Essential Oils, in a longer or shorter time, according to the nature of each, lose the fragrant smell they had when newly distilled, and acquire another, which is strong, rancid, and much less agreeable: they also lose their tenuity, becoming thick and viscid; and in this state they greatly resemble those substances abounding in Oil which flow from certain trees, and which are called Balsams or Resins, according as they are less or more consistent.
Balsams and Resins are not soluble in water. But there are other Oily compounds which likewise run from trees; and, though not unlike Resins, are however soluble in water. These are called Gums; and their property of dissolving in water arises from their containing more water and more salt than Resins have; or at least their saline parts are less clogged and more disengaged.
Balsams and Resins distilled with the heat of boiling water yield great quantities of a limpid, subtile, odoriferous, and, in one word, essential Oil. In the still there remains a substance thicker and more consistent than the Balsam or Resin was before distillation. The same thing happens to essential Oils which by length of time have acquired a consistence and are grown resinous.
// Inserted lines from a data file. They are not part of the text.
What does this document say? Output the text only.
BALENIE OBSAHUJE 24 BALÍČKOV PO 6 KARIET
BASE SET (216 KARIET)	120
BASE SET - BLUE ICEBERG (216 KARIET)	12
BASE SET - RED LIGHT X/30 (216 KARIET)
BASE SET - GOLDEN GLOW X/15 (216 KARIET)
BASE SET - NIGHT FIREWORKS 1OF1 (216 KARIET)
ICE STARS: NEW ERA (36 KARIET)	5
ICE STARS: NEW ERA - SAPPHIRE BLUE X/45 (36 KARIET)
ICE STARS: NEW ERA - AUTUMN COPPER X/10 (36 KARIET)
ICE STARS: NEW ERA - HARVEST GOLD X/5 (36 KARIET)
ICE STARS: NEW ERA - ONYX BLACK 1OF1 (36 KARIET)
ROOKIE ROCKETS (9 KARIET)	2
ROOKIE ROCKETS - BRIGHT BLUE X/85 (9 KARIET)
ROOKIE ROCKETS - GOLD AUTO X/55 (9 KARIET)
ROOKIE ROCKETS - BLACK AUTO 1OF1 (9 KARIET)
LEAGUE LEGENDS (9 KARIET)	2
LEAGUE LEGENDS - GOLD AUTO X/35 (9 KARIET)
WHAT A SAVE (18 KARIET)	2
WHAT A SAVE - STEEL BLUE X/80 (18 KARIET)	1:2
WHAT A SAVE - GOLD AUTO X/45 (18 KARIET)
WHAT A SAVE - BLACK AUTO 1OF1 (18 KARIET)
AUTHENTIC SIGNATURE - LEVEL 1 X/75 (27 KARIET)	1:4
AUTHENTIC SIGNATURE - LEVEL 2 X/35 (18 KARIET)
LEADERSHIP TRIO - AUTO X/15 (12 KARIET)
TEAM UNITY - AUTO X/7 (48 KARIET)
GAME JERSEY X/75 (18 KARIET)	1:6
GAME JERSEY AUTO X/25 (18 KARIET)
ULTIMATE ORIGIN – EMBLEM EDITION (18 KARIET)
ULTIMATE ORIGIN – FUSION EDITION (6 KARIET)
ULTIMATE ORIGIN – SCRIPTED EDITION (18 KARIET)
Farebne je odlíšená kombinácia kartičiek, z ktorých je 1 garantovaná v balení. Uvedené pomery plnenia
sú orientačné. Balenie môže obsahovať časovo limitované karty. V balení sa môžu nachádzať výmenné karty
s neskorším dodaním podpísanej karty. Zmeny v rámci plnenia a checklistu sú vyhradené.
If they be re-distilled, they recover their former tenuity, leaving behind them a remainder thicker and more resinous than they themselves were. This second distillation is called the Rectification of an Oil.
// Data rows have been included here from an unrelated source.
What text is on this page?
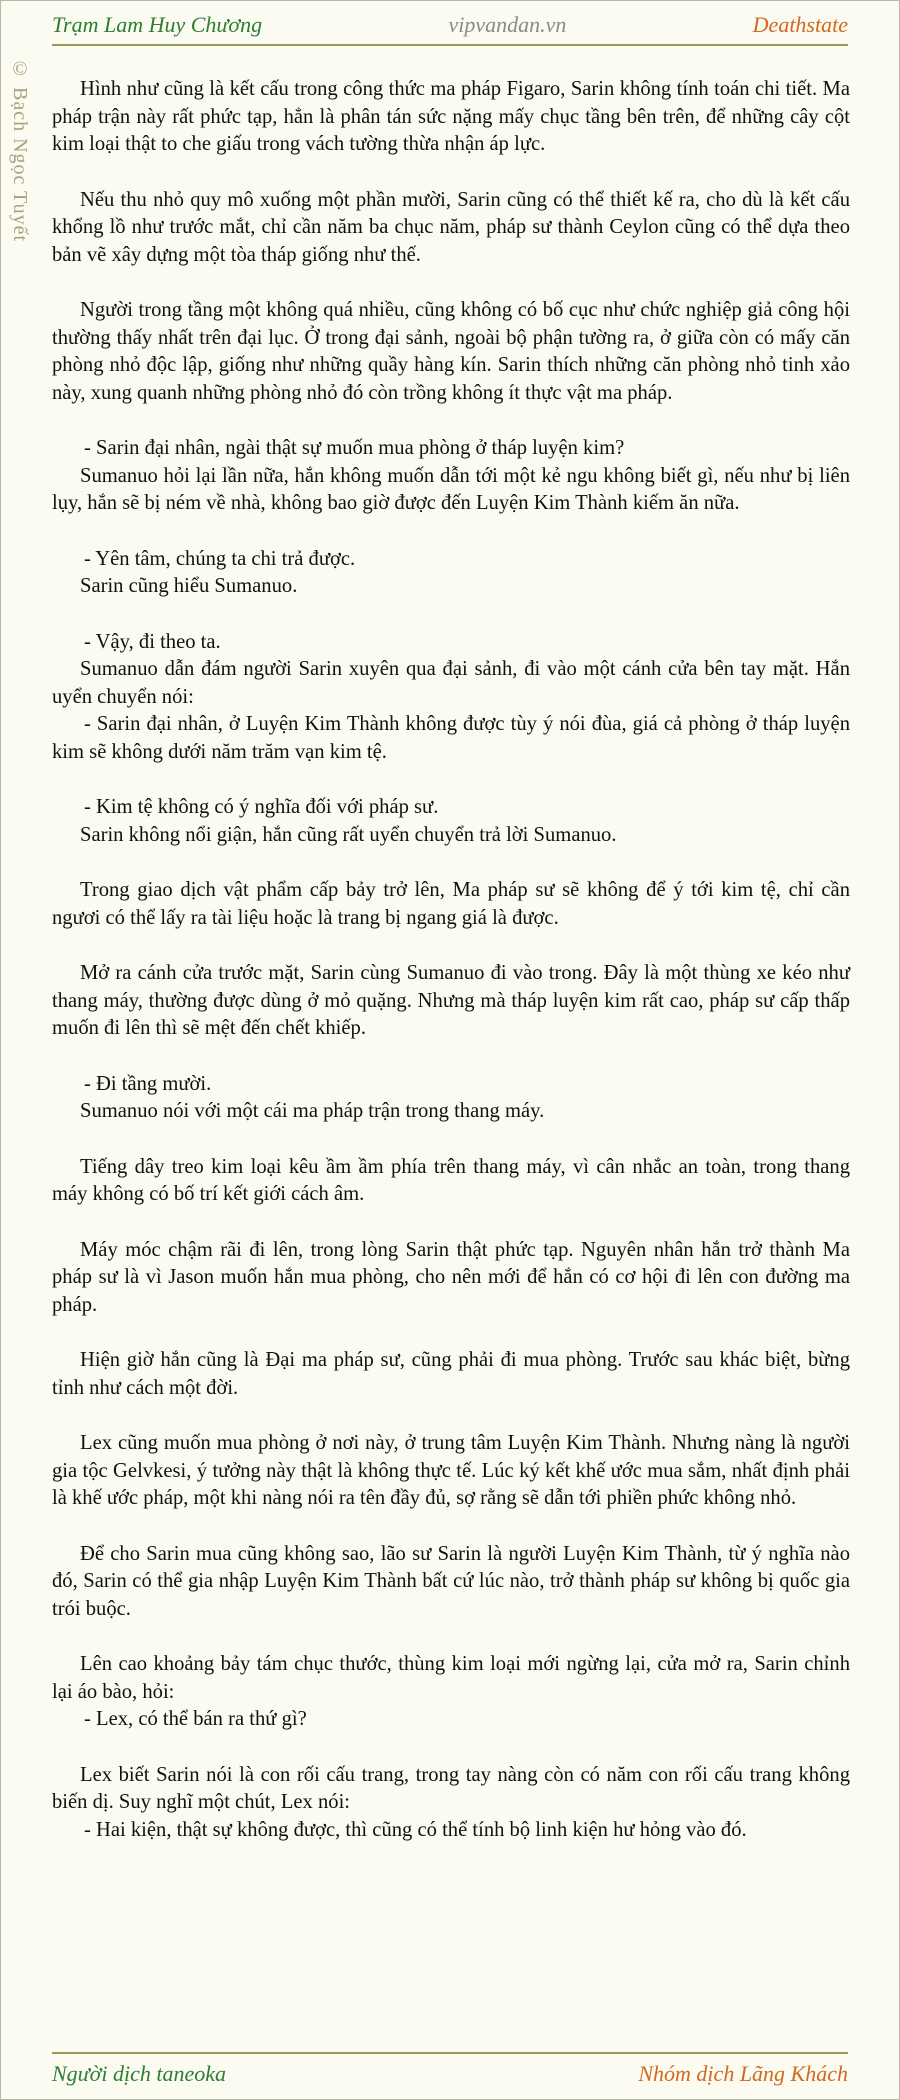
Trạm Lam Huy Chương	vipvandan.vn	Deathstate
© Bạch Ngọc Tuyết	Hình như cũng là kết cấu trong công thức ma pháp Figaro, Sarin không tính toán chi tiết. Ma pháp trận này rất phức tạp, hẳn là phân tán sức nặng mấy chục tầng bên trên, để những cây cột kim loại thật to che giấu trong vách tường thừa nhận áp lực.

Nếu thu nhỏ quy mô xuống một phần mười, Sarin cũng có thể thiết kế ra, cho dù là kết cấu khổng lồ như trước mắt, chỉ cần năm ba chục năm, pháp sư thành Ceylon cũng có thể dựa theo bản vẽ xây dựng một tòa tháp giống như thế.

Người trong tầng một không quá nhiều, cũng không có bố cục như chức nghiệp giả công hội thường thấy nhất trên đại lục. Ở trong đại sảnh, ngoài bộ phận tường ra, ở giữa còn có mấy căn phòng nhỏ độc lập, giống như những quầy hàng kín. Sarin thích những căn phòng nhỏ tinh xảo này, xung quanh những phòng nhỏ đó còn trồng không ít thực vật ma pháp.

- Sarin đại nhân, ngài thật sự muốn mua phòng ở tháp luyện kim?

Sumanuo hỏi lại lần nữa, hắn không muốn dẫn tới một kẻ ngu không biết gì, nếu như bị liên lụy, hắn sẽ bị ném về nhà, không bao giờ được đến Luyện Kim Thành kiếm ăn nữa.

- Yên tâm, chúng ta chi trả được.

Sarin cũng hiểu Sumanuo.

- Vậy, đi theo ta.

Sumanuo dẫn đám người Sarin xuyên qua đại sảnh, đi vào một cánh cửa bên tay mặt. Hắn uyển chuyển nói:

- Sarin đại nhân, ở Luyện Kim Thành không được tùy ý nói đùa, giá cả phòng ở tháp luyện kim sẽ không dưới năm trăm vạn kim tệ.

- Kim tệ không có ý nghĩa đối với pháp sư.

Sarin không nổi giận, hắn cũng rất uyển chuyển trả lời Sumanuo.

Trong giao dịch vật phẩm cấp bảy trở lên, Ma pháp sư sẽ không để ý tới kim tệ, chỉ cần ngươi có thể lấy ra tài liệu hoặc là trang bị ngang giá là được.

Mở ra cánh cửa trước mặt, Sarin cùng Sumanuo đi vào trong. Đây là một thùng xe kéo như thang máy, thường được dùng ở mỏ quặng. Nhưng mà tháp luyện kim rất cao, pháp sư cấp thấp muốn đi lên thì sẽ mệt đến chết khiếp.

- Đi tầng mười.

Sumanuo nói với một cái ma pháp trận trong thang máy.

Tiếng dây treo kim loại kêu ầm ầm phía trên thang máy, vì cân nhắc an toàn, trong thang máy không có bố trí kết giới cách âm.

Máy móc chậm rãi đi lên, trong lòng Sarin thật phức tạp. Nguyên nhân hắn trở thành Ma pháp sư là vì Jason muốn hắn mua phòng, cho nên mới để hắn có cơ hội đi lên con đường ma pháp.

Hiện giờ hắn cũng là Đại ma pháp sư, cũng phải đi mua phòng. Trước sau khác biệt, bừng tỉnh như cách một đời.

Lex cũng muốn mua phòng ở nơi này, ở trung tâm Luyện Kim Thành. Nhưng nàng là người gia tộc Gelvkesi, ý tưởng này thật là không thực tế. Lúc ký kết khế ước mua sắm, nhất định phải là khế ước pháp, một khi nàng nói ra tên đầy đủ, sợ rằng sẽ dẫn tới phiền phức không nhỏ.

Để cho Sarin mua cũng không sao, lão sư Sarin là người Luyện Kim Thành, từ ý nghĩa nào đó, Sarin có thể gia nhập Luyện Kim Thành bất cứ lúc nào, trở thành pháp sư không bị quốc gia trói buộc.

Lên cao khoảng bảy tám chục thước, thùng kim loại mới ngừng lại, cửa mở ra, Sarin chỉnh lại áo bào, hỏi:

- Lex, có thể bán ra thứ gì?

Lex biết Sarin nói là con rối cấu trang, trong tay nàng còn có năm con rối cấu trang không biến dị. Suy nghĩ một chút, Lex nói:

- Hai kiện, thật sự không được, thì cũng có thể tính bộ linh kiện hư hỏng vào đó.

Người dịch taneoka	Nhóm dịch Lãng Khách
It must be observed, that an essential Oil, combined with an acid strong enough to dissolve it, immediately becomes as thick and resinous, in consequence of this union, as if it had been long exposed to the air: which proves the consistence an Oil acquires by long keeping to be owing to this, that its lightest and less acid parts being evaporated, the proportion of its acid to the remainder is so increased, that it produces therein the same change, as an additional acid mixed with the Oil would have wrought before the evaporation.
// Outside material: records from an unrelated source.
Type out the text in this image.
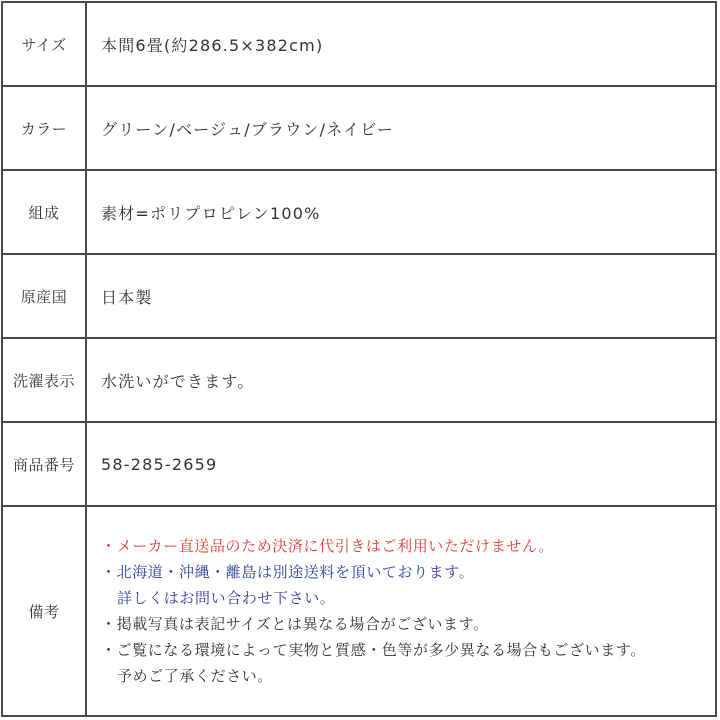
サイズ	本間6畳(約286.5×382cm)
カラー	グリーン/ベージュ/ブラウン/ネイビー
組成	素材=ポリプロピレン100%
原産国	日本製
洗濯表示	水洗いができます。
商品番号	58-285-2659
備考
・メーカー直送品のため決済に代引きはご利用いただけません。
・北海道・沖縄・離島は別途送料を頂いております。
詳しくはお問い合わせ下さい。
・掲載写真は表記サイズとは異なる場合がございます。
・ご覧になる環境によって実物と質感・色等が多少異なる場合もございます。
予めご了承ください。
This also shews us, that Balsams and Resins are only essential Oils combined with a great proportion of acid, and thereby thickened.
If vegetable substances, from which no more essential Oil can be drawn by the heat of boiling water, be exposed to a stronger heat, they yield an additional quantity of Oil; but it is thicker and heavier than the essential Oil. These Oils are black, and have a very disagreeable burnt smell, which hath made them be called Fetid or Empyreumatic Oils. They are moreover very acrid.
It must be observed, that, if a vegetable substance be exposed to a degree of heat greater than that of boiling water, before the fat or the essential Oil is extracted from it, an empyreumatic Oil only will then be obtained; because both the fat and essential Oils, when exposed to the force of fire, are thereby burnt, rendered acrid, acquire a smell of the fire, and, in a word, become truly empyreumatic. There is ground to think, that an empyreumatic Oil is nothing else but an essential or fat Oil burnt and spoiled by the fire, and that no other Oil besides these two exists naturally in vegetables.
Empyreumatic Oils, distilled and rectified several times by a gentle heat, acquire by every distillation a greater degree of tenuity, lightness, and limpidity. By this means also they lose something of their disagreeable odour; so that they gradually come nearer and nearer to the nature of essential Oils: and if the rectifications be often enough repeated, ten or twelve times for instance, they become perfectly like those Oils; except that their smell will never be so agreeable, nor like that of the substances from which they were obtained.
Fat Oils may also be brought by the same means to resemble essential Oils: but neither essential nor empyreumatic Oils are capable of acquiring the properties of fat Oils.